Он, выходило, кругом виноват. Сам проявил какую-то неуместную наивность, повелся на какую-то идеалистичную херню. Как он вообще поверил в мирный протест?
«Пиздить их надо было в августе, пиздить до кровавой блевотины», – думал он, стиснув зубы и вцепившись в мочалку, как будто она могла стать оружием.
Он внезапно только теперь понял, что боится. Осознал это по-настоящему, и главной проблемой для него была не боль. Рядом будет больно кому-то еще. Больно может стать тем, кто останется, а сам он в конце концов может не выдержать и сломаться.
Ему часто снились сны о чем-то подобном. Ему снилось, как его брали в магазине у дома, как избивали в автозаке, били ногами на полу какого-то кабинета, обещали засадить на пять лет и устроить ему ад в колонии строгого режима.
Во сне он всегда находил где-то силы, смеялся и говорил, что режим свалится и тогда им придется отвечать даже за эти угрозы. Его били за такую дерзость, но он был сильным. Его нельзя было этим сломать.

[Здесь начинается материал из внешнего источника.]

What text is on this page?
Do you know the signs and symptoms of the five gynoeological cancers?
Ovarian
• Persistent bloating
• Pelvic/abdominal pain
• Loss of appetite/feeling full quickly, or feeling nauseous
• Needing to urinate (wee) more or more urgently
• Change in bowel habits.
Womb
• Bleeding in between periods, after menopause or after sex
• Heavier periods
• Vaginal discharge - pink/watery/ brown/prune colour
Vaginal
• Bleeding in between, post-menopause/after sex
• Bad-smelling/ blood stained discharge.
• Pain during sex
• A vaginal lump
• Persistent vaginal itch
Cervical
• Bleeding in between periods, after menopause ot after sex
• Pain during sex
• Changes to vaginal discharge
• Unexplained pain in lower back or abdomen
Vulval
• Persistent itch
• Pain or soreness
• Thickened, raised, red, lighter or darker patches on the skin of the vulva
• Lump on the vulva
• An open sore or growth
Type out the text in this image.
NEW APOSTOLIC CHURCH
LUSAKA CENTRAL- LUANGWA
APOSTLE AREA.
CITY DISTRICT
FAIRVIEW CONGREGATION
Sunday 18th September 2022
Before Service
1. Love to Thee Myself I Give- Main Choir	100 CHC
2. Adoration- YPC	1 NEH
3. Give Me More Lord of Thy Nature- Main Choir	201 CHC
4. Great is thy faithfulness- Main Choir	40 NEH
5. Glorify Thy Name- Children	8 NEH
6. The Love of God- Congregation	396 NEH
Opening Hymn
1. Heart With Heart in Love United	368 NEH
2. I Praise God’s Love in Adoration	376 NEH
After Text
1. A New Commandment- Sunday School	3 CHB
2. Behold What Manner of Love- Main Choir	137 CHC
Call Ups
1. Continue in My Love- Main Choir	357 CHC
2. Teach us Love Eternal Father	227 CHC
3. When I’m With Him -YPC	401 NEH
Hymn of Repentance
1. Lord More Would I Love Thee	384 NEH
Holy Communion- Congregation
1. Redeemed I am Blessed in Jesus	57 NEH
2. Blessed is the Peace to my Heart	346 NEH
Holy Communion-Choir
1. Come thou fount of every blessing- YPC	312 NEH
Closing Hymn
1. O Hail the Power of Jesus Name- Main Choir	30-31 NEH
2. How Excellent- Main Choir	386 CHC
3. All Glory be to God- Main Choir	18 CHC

Только это были лишь сны, короткие кошмары, после которых он вставал и шел работать, понимая, что он может оказаться не таким уж и сильным в реальности. Он может отреагировать совсем не так, когда столкнется с настоящими пытками, и никто никогда не скажет ему заранее, что он сможет выдержать, а что нет.
«А если они возьмут Машу? Если они будут пытать не меня, а ее, смогу ли я молчать?» – спрашивал он себя.
Пальцы правой руки мгновенно слабели, и мочалка падала к его ногам.
– Твою мать, соберись ты, – буквально приказал он себе и решил пока ни о чем не думать, сосредоточившись на простой задаче: душ, завтрак, поездка домой.
Он не собирался туда возвращаться. Он хотел забрать только велосипед, который оставили почти в квартале от его дома. Замком его закрепили на стоянке у маленького магазинчика.
Он хотел этот велосипед, хоть и не понимал, зачем он ему нужен в преддверии зимы, как будто он из-за пароля решил, что для борьбы нужен велосипед обязательно. Ну или просто соскучился по нему, как мальчишка.
– Как дурак, – говорил он себе и опять вспоминал, что все это «слабоумие и отвага», а «пиздить их надо было в августе».